Quando la Formula 1 chiude gli occhi: i segreti del sonno secondo Oscar Piastri

Scritto da: Antonio Guidi
Pubblicato il 5 Novembre 2025

Ho letto un articolo sul sito ufficiale della McLaren F1 e, lo ammetto, mi ha colpito. Non parlava di motori, strategie o assetti aerodinamici, ma di qualcosa di completamente diverso: il sonno. Un tema raro nel mondo delle corse, ma incredibilmente interessante. Proprio per questo ho voluto farne un riassunto e scriverlo qui, perché mostra un lato umano e nascosto di chi vive costantemente al limite.

Oscar Piastri racconta come dormire bene non sia solo un bisogno fisiologico, ma una vera e propria parte della preparazione di un pilota di Formula 1. “Il sonno è una parte enorme della nostra routine,” spiega. “Se non dormi bene, perdi concentrazione e il tuo umore ne risente. L’adrenalina può aiutare per un po’, ma nelle gare lunghe serve lucidità dall’inizio alla fine.”

Con un calendario che spazia su cinque continenti e 24 Gran Premi, il jet lag è un avversario silenzioso ma temibile.

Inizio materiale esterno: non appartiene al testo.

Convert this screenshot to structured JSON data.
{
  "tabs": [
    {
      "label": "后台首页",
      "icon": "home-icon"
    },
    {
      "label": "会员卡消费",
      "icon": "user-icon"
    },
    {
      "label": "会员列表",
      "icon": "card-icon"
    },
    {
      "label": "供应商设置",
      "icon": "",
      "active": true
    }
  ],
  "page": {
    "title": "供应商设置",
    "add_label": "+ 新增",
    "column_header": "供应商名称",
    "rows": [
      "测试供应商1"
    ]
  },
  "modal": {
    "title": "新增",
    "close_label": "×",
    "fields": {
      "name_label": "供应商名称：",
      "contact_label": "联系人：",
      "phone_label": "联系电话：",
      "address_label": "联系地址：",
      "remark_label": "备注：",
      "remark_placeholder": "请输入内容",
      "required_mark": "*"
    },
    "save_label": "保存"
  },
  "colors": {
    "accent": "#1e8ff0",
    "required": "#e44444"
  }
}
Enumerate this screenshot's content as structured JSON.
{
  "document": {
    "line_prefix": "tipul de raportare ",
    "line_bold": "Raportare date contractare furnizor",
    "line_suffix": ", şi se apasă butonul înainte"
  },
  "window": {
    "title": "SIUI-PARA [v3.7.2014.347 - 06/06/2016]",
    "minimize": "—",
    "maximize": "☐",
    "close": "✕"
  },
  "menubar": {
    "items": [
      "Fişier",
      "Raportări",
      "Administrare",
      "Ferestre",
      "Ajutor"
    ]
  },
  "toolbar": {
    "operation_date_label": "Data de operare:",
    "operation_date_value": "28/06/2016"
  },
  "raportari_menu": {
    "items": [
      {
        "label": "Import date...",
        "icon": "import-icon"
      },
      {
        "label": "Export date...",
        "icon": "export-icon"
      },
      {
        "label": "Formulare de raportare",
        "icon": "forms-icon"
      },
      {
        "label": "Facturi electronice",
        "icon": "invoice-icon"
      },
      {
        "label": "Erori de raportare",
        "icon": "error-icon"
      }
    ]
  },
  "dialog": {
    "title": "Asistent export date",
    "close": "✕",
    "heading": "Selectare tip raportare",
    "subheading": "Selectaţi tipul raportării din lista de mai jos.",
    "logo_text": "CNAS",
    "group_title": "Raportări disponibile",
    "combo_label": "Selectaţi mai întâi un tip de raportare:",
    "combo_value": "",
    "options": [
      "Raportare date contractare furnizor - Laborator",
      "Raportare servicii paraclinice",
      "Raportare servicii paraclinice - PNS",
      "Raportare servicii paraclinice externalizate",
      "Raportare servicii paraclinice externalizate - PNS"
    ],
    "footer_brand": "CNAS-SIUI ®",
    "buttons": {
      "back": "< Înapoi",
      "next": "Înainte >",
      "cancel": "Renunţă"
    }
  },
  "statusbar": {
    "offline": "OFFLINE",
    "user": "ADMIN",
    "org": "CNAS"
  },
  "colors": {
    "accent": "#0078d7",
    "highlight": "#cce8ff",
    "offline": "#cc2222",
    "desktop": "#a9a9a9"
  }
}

Piastri e il team lavorano su strategie mirate: spostare gradualmente gli orari dei sonni nei giorni precedenti la gara, dormire o restare svegli in volo a seconda del fuso orario, e arrivare in pista già sincronizzati. “A volte partiamo prima del solito per abituarci meglio,” spiega. “È una parte cruciale della nostra preparazione.”

Il riposo, insomma, è programmato con la stessa precisione con cui si prepara una qualifica: nel programma giornaliero dei piloti ogni minuto è pianificato, dai pasti ai momenti di relax, fino al sonno. Piastri, che ammette di amare dormire e di riuscirci praticamente ovunque (“in aereo, in hotel, in macchina – ma non in una F1, ovviamente!”), considera il suo rapporto con il sonno un vantaggio competitivo.

Curiosamente, evita completamente la caffeina: “Non bevo caffè e non ne sento il bisogno,” dice. “È dura la mattina, ma nel complesso aiuta a dormire meglio.” Dopo la gara, segue un rituale preciso: doccia, un po’ di relax davanti a un film o a YouTube, e almeno un’ora di decompressione prima di spegnere la luce. “Se voglio dormire alle 23, vado a letto alle 22. Così non mi stresso se non riesco ad addormentarmi subito.”

Un dettaglio semplice, ma rivelatore: nella Formula 1 moderna, la velocità si misura anche tra le lenzuola. Perché la lucidità che serve in pista inizia sempre da una buona notte di sonno.